Lexington’s Western World to launch new small commercial brokerage offering

Lexington Insurance’s SME division, Western World, is launching a new small commercial brokerage product underwritten by a team led by former Nationwide E&S executive Penny Herron, The Insurer can reveal.

Lou Levinson

The new offering will initially focus on various casualty lines but will be built out into property over time.

It has been designed to bridge the gap between the ceiling of account size currently written by contract binding specialist Western World and the floor of account size in the small to middle market space written by AIG’s Lexington.

Casualty-focused Herron joined AIG and Lexington unit Western World earlier this year from Nationwide E&S, where she had spent almost 19 years, most recently as senior director of the carrier’s Northeast region for contract underwriting, based out of Scottsdale Arizona.

Sources said the new offering, which has been soft launched at the WSIA annual marketplace in San Diego, is an example of the carrier working with its parent Lexington to create a new insurance vertical that broadens its offering to wholesale brokers.

They explained that AIG is targeting new business that fills the gap between Troy Santora-led Western World and Lexington as it looks to broaden its offering to brokers.

Western World’s existing SME offerings are thought to top out at account sizes with around $10,000 of premium, but Lexington account sizes in the space don’t start until around the $25,000 mark.

Details on exact lines of business are not known at this stage but it is expected that the new offering will target business that currently gets bumped out of the contract binding space and could include a broad set of classes ranging from retailers to contractors.

The new offering will leverage Western World’s WWIP platform, which allows brokers to rate, quote, bind and issue online.

Lexington and Western World are likely to have identified a significant opportunity to expand in the SME space by leveraging their combined offerings to provide a solution across the entire range “from Main Street to Wall Street”, said sources.

The new Western World team are already able to write business ahead of a full launch at the start of November.

As previously reported, Western World was realigned to become part of AIG’s E&S platform Lexington in April this year.

The unit was bought by AIG as part of its acquisition of Validus last year in a $5.5bn deal.

Lexington – now led by CEO Lou Levinson – has been undergoing a significant repositioning in the E&S market.

In April this year it went wholesale only on its core P&C businesses and has also decentralized its underwriting from Boston to nine other field offices including Scottsdale, Arizona, where Western World is now housed.

Sources said the strategy has driven more business to the insurer, with submission activity nearly doubling year-over-year as a result of its new field operations structure.

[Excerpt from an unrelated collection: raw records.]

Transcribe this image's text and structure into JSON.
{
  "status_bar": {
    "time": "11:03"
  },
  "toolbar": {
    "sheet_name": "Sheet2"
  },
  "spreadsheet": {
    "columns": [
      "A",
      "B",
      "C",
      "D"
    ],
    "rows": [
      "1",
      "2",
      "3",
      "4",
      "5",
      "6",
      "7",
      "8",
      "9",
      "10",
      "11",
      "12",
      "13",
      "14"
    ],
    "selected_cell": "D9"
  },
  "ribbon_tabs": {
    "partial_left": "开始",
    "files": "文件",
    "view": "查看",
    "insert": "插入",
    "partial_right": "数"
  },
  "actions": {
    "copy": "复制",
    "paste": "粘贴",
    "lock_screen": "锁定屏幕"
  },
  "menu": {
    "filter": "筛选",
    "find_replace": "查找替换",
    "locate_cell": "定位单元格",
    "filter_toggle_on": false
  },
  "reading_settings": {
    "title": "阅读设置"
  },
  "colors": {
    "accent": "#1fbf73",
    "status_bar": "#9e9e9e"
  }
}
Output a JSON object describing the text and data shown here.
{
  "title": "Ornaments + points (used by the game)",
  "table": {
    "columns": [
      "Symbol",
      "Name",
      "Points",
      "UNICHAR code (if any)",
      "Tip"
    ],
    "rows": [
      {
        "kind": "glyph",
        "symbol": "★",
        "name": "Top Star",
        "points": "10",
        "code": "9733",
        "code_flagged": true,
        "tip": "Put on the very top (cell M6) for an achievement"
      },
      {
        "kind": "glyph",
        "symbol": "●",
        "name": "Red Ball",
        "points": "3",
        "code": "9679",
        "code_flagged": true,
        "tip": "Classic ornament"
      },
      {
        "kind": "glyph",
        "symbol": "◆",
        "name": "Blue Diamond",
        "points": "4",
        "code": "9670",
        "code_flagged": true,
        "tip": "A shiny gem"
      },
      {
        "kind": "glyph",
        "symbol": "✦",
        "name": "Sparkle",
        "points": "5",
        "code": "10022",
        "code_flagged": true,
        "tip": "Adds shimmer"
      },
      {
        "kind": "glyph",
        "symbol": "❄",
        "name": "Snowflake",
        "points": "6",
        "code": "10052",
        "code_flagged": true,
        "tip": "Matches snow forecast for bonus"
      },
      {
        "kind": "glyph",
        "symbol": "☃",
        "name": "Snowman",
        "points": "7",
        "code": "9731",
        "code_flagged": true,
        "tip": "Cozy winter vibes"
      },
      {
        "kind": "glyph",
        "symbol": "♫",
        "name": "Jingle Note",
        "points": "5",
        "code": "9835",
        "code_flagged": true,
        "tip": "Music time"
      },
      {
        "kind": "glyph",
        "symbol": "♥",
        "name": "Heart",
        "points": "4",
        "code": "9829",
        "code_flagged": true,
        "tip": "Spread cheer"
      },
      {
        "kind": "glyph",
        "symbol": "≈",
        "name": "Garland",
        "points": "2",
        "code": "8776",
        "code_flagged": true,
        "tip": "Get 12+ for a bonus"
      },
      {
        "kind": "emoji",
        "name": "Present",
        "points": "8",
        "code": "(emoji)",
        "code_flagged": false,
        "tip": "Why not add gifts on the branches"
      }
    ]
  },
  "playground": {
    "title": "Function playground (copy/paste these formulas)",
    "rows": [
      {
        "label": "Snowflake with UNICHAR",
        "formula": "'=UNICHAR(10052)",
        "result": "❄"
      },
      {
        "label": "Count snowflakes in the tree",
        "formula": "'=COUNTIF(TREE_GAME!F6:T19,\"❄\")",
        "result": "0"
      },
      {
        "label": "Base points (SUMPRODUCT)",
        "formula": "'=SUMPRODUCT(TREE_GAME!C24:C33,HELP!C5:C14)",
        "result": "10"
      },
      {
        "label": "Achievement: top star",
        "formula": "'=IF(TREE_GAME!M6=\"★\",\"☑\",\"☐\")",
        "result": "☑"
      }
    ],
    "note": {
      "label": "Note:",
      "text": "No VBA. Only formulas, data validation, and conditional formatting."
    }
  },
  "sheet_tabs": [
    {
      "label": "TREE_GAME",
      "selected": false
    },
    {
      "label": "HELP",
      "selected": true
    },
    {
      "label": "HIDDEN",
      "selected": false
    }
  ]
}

It has also transitioned from a focus on large complex risks with low attaching large limits and broad terms to a dramatic shortening of limits, higher attachment points and an aggressive pursuit of rate increases.

The portfolio that has emerged is much more middle market focused, with a majority of 2019 policy count representing premiums of $100,000 or less – a significant increase on the level of accounts that size written in the prior year.

AIG, Lexington and Western World declined to comment on this article.